Nabir sbatté le palpebre, i pensieri che si rincorrevano nella testa. Sua madre non poteva essere una traditrice. Era impossibile.
«E tu? Conosco anche te, di fama. Gyllahesh, se non sbaglio. Una fama ben meritata, se non erro. Cosa fai qui?»
Prima che l’uomo potesse parlare, Selia intervenne. «Si era fermato a chiedere indicazioni, ma-dira. Gli abbiamo offerto un pasto, visto che ci stavamo sedendo a tavola.»
«Ma davvero? Un libero amante come lui che accetta di sedersi in questo tugurio? Mi aspettavo di più da te, Gyllahesh.»
Nabir sussultò per l’insulto, neanche troppo velato, ma l’uomo in questione sembrò non fare una piega.
«Sono stati gentili a offrirmi un piatto di zuppa. Chi sono io per rifiutare?»
«Lo immagino,» fu la risposta beffarda. «Sempre che sia la verità.» La donna si mosse. «Cercate ovunque, se rinvenite anche una piccola traccia, voglio saperlo.»
«Sitra non è qui, ma-dira,» provò nuovamente Selia. «Non la vediamo da parecchio tempo.»
«Forse perché impegnata a congiurare contro la Custode dei Confini,» sbottò la comandante del drappello. «Sta di fatto che è una traditrice della peggior specie.»
«Non è vero!» urlò Nabir, incapace di stare zitto. Poteva vedere l’ombra muoversi, e si avvicinò. «Non è vero. È una brava donna, è leale, è-» Un ceffone mise fine alle sue parole, e la sua testa scattò all’indietro a causa del colpo. Non cadde solo perché un braccio forte lo sostenne, e gli occhi gli si riempirono di lacrime.
«Dovrei farti imprigionare, piccolo rognoso. Attaccare un’ufficiale dell’esercito. Inaudito.»
«Non vi stava attaccando.» Selia era al suo fianco, e Nabir pregò che non dicesse nulla. «Ma è sua madre, ed è comprensibile che non voglia sentirne parlar male.»
L’altra tacque, impegnata ad ascoltare i rumori causati dalle sue guerriere. Stavano ribaltando tutto, sia fuori che dentro. Dalla stanza da letto provenivano rumori di strappi. Poco dopo, si udirono delle voci. Le parole niente e non è qui riempirono le orecchie di Nabir. Sperò che se ne andassero in fretta, ora che sapevano che Sitra non era mai giunta lì.

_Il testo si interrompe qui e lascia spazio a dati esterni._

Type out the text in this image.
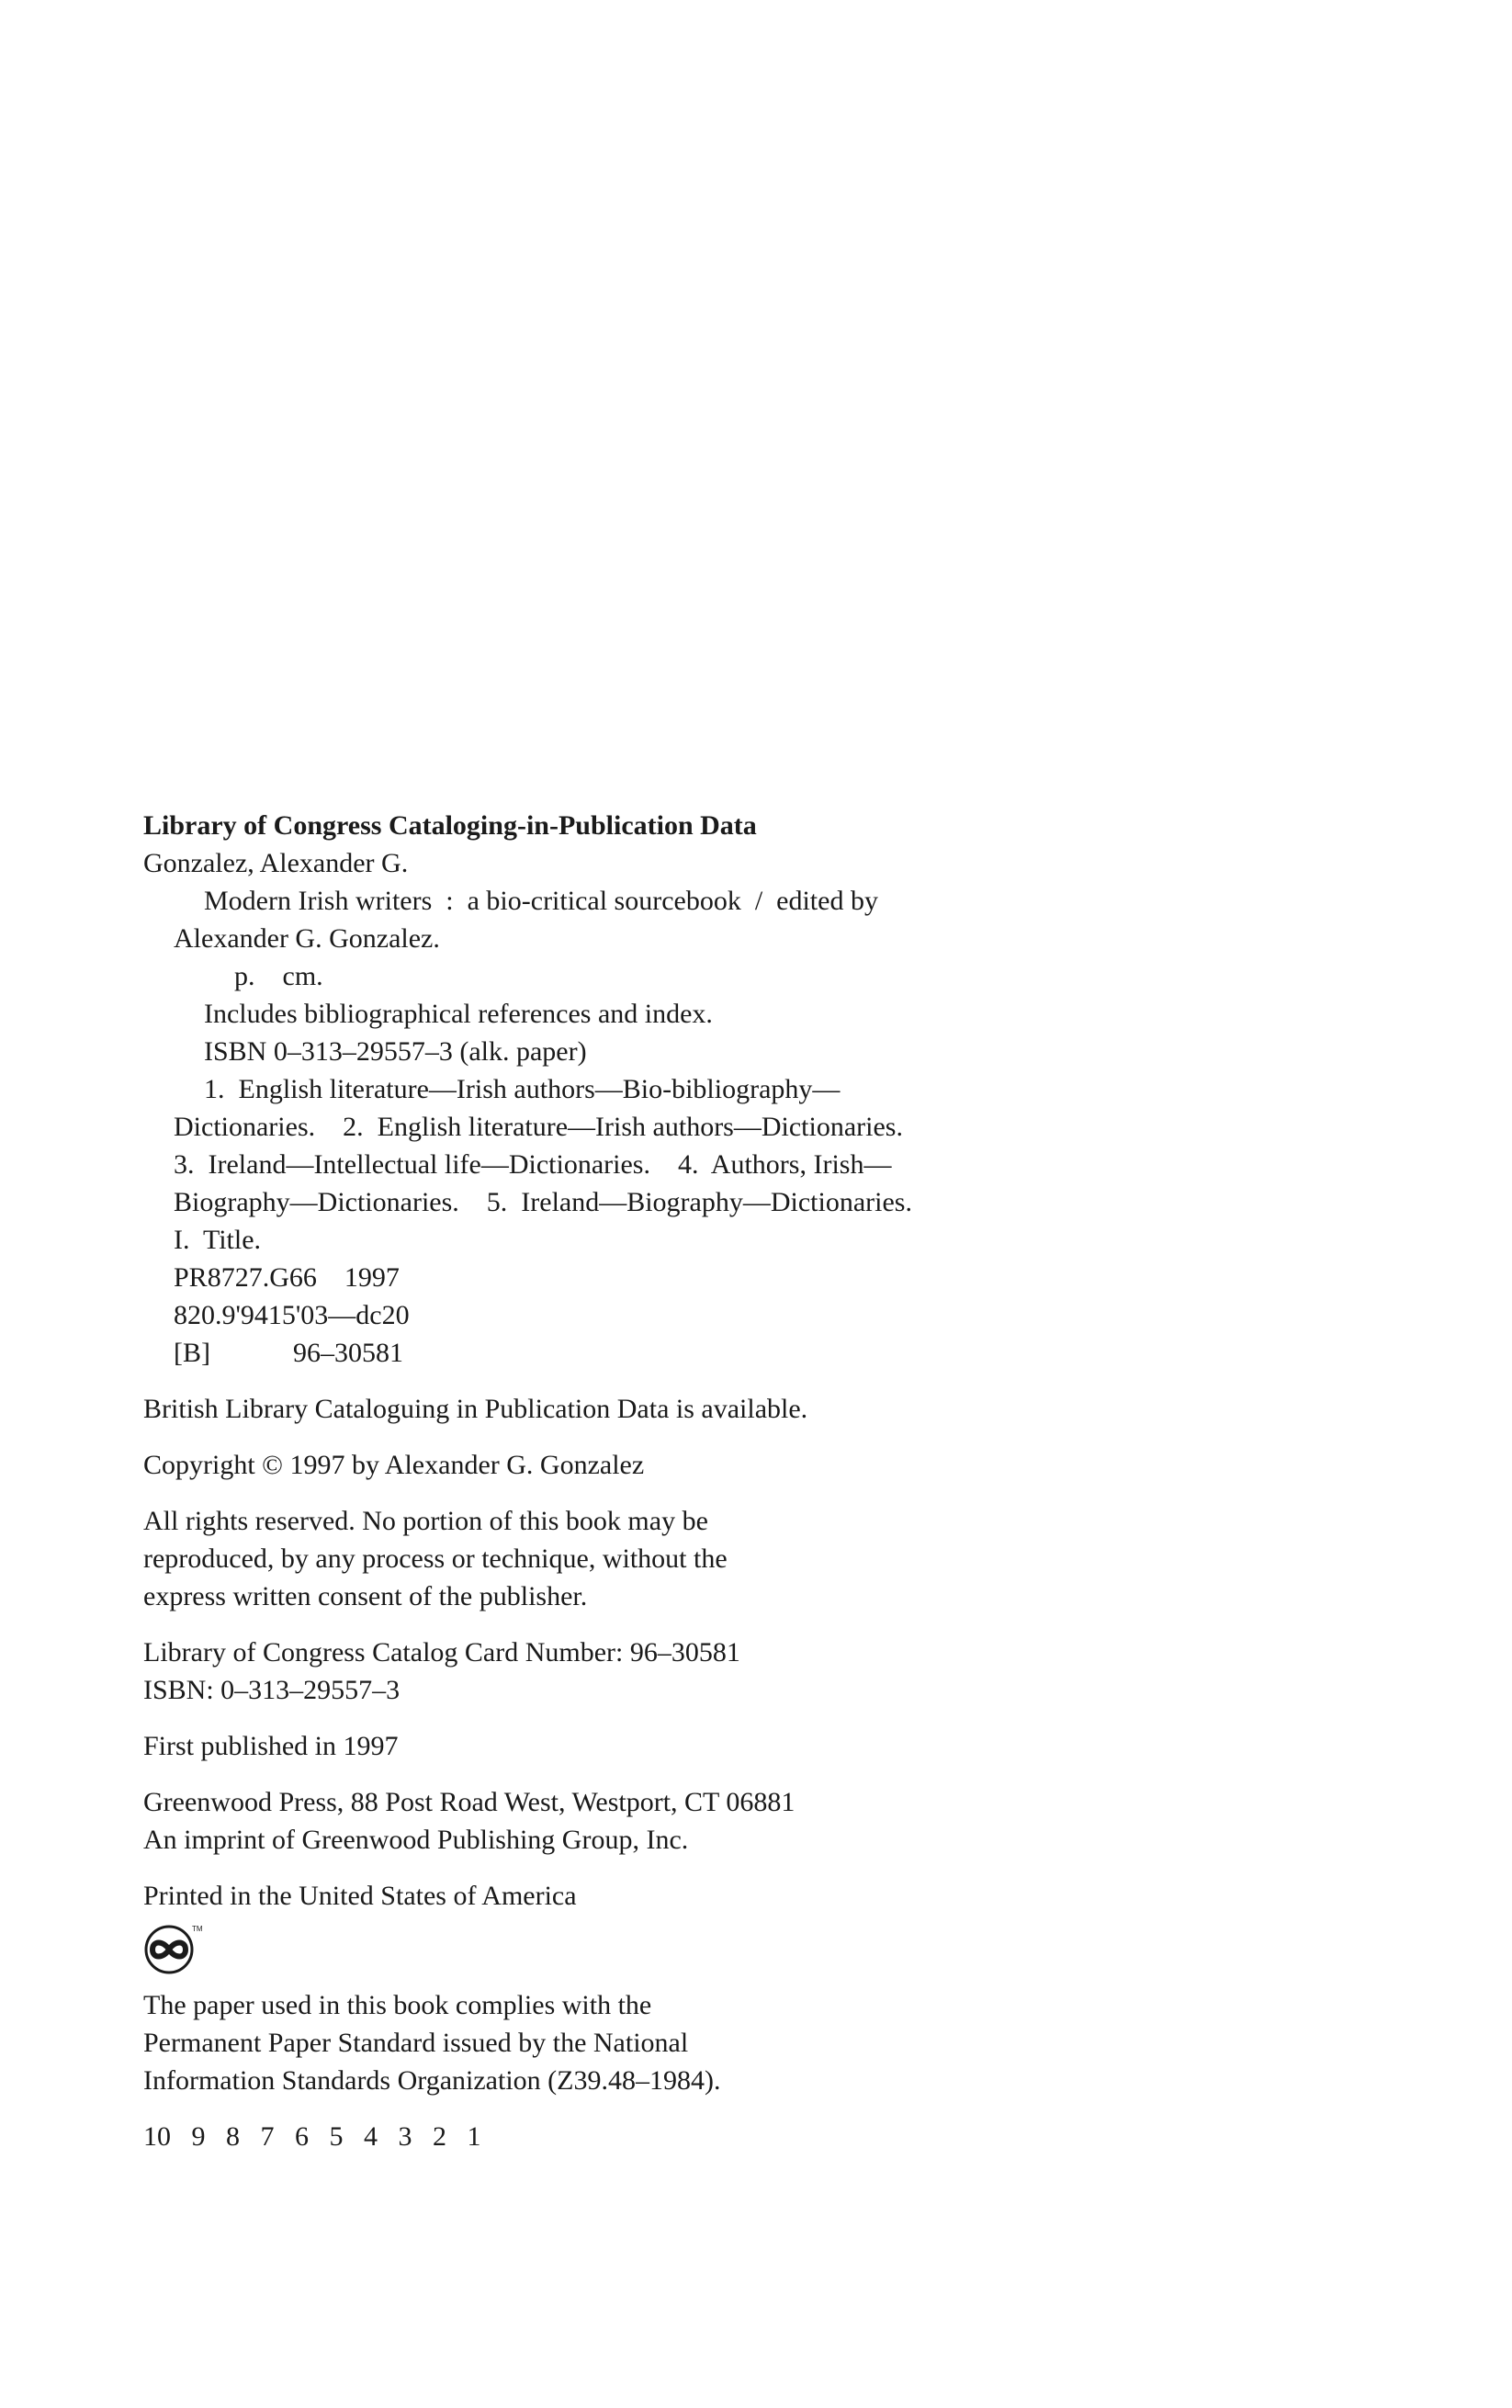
Library of Congress Cataloging-in-Publication Data

Gonzalez, Alexander G.

Modern Irish writers  :  a bio-critical sourcebook  /  edited by

Alexander G. Gonzalez.

p.    cm.

Includes bibliographical references and index.

ISBN 0–313–29557–3 (alk. paper)

1.  English literature—Irish authors—Bio-bibliography—

Dictionaries.    2.  English literature—Irish authors—Dictionaries.

3.  Ireland—Intellectual life—Dictionaries.    4.  Authors, Irish—

Biography—Dictionaries.    5.  Ireland—Biography—Dictionaries.

I.  Title.

PR8727.G66    1997

820.9'9415'03—dc20

[B]            96–30581

British Library Cataloguing in Publication Data is available.

Copyright © 1997 by Alexander G. Gonzalez

All rights reserved. No portion of this book may be

reproduced, by any process or technique, without the

express written consent of the publisher.

Library of Congress Catalog Card Number: 96–30581

ISBN: 0–313–29557–3

First published in 1997

Greenwood Press, 88 Post Road West, Westport, CT 06881

An imprint of Greenwood Publishing Group, Inc.

Printed in the United States of America

TM

The paper used in this book complies with the

Permanent Paper Standard issued by the National

Information Standards Organization (Z39.48–1984).

10   9   8   7   6   5   4   3   2   1
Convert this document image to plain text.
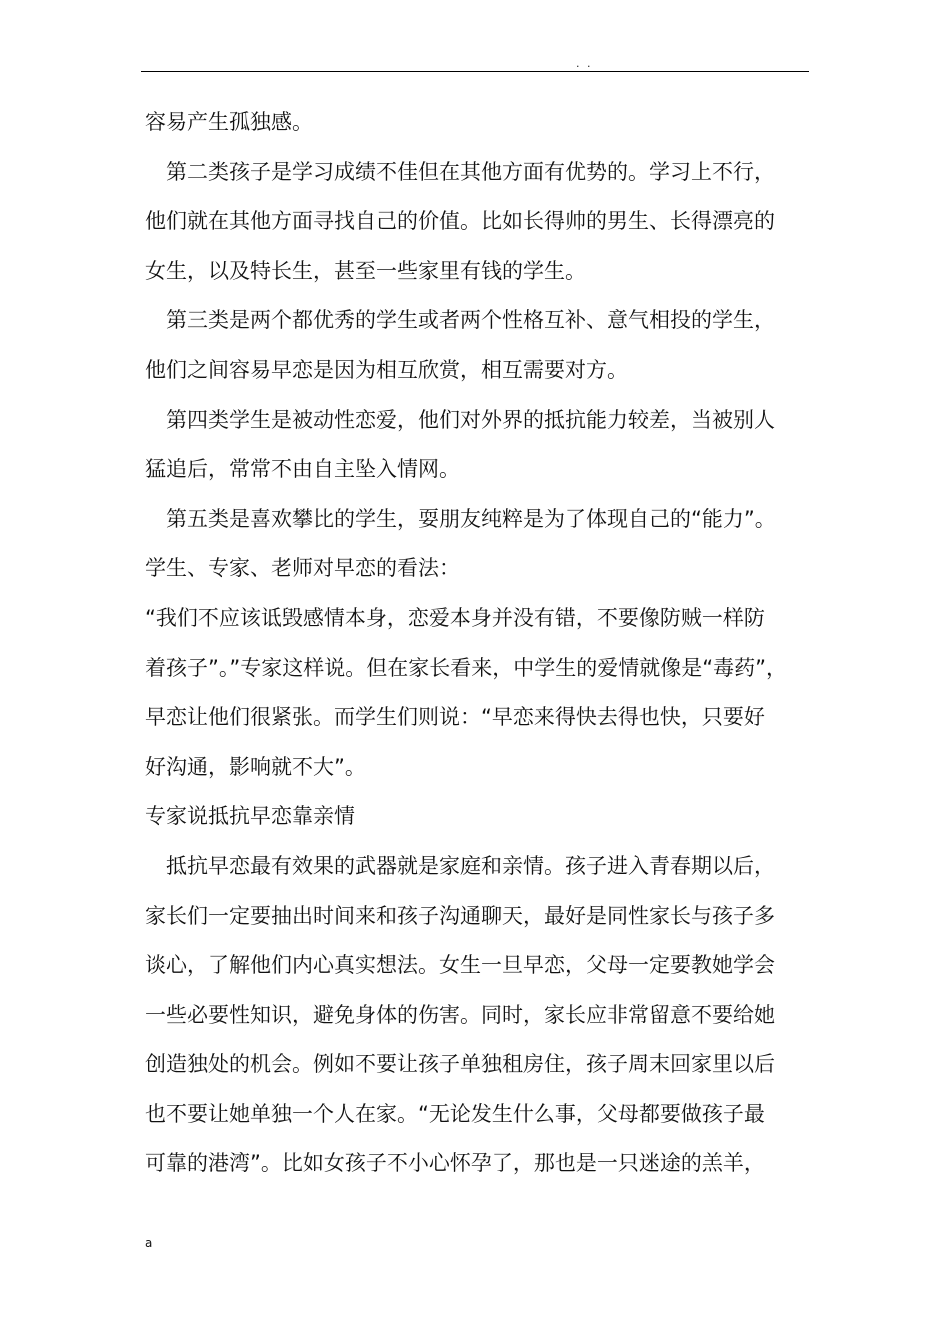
. .
容易产生孤独感。
第二类孩子是学习成绩不佳但在其他方面有优势的。学习上不行，
他们就在其他方面寻找自己的价值。比如长得帅的男生、长得漂亮的
女生，以及特长生，甚至一些家里有钱的学生。
第三类是两个都优秀的学生或者两个性格互补、意气相投的学生，
他们之间容易早恋是因为相互欣赏，相互需要对方。
第四类学生是被动性恋爱，他们对外界的抵抗能力较差，当被别人
猛追后，常常不由自主坠入情网。
第五类是喜欢攀比的学生，耍朋友纯粹是为了体现自己的“能力”。
学生、专家、老师对早恋的看法：
“我们不应该诋毁感情本身，恋爱本身并没有错，不要像防贼一样防
着孩子”。”专家这样说。但在家长看来，中学生的爱情就像是“毒药”，
早恋让他们很紧张。而学生们则说：“早恋来得快去得也快，只要好
好沟通，影响就不大”。
专家说抵抗早恋靠亲情
抵抗早恋最有效果的武器就是家庭和亲情。孩子进入青春期以后，
家长们一定要抽出时间来和孩子沟通聊天，最好是同性家长与孩子多
谈心，了解他们内心真实想法。女生一旦早恋，父母一定要教她学会
一些必要性知识，避免身体的伤害。同时，家长应非常留意不要给她
创造独处的机会。例如不要让孩子单独租房住，孩子周末回家里以后
也不要让她单独一个人在家。“无论发生什么事，父母都要做孩子最
可靠的港湾”。比如女孩子不小心怀孕了，那也是一只迷途的羔羊，
a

«Bene. A quanto pare, quella maledetta non si trova nei paraggi.» La voce della ma-dira era carica di sarcasmo. «Ma state pur sicuri che vi terremo d’occhio. Se solo mette piede al villaggio, lo sapremo. Andiamo, adesso.»
Nabir vide le ombre muoversi, il rumore degli stivali risuonare sul pavimento di legno. Un istante, e il nitrire dei cavalli annunciò la loro partenza. Solo allora si permise di sciogliersi dalla stretta al braccio e si accasciò sulla sedia dietro di lui.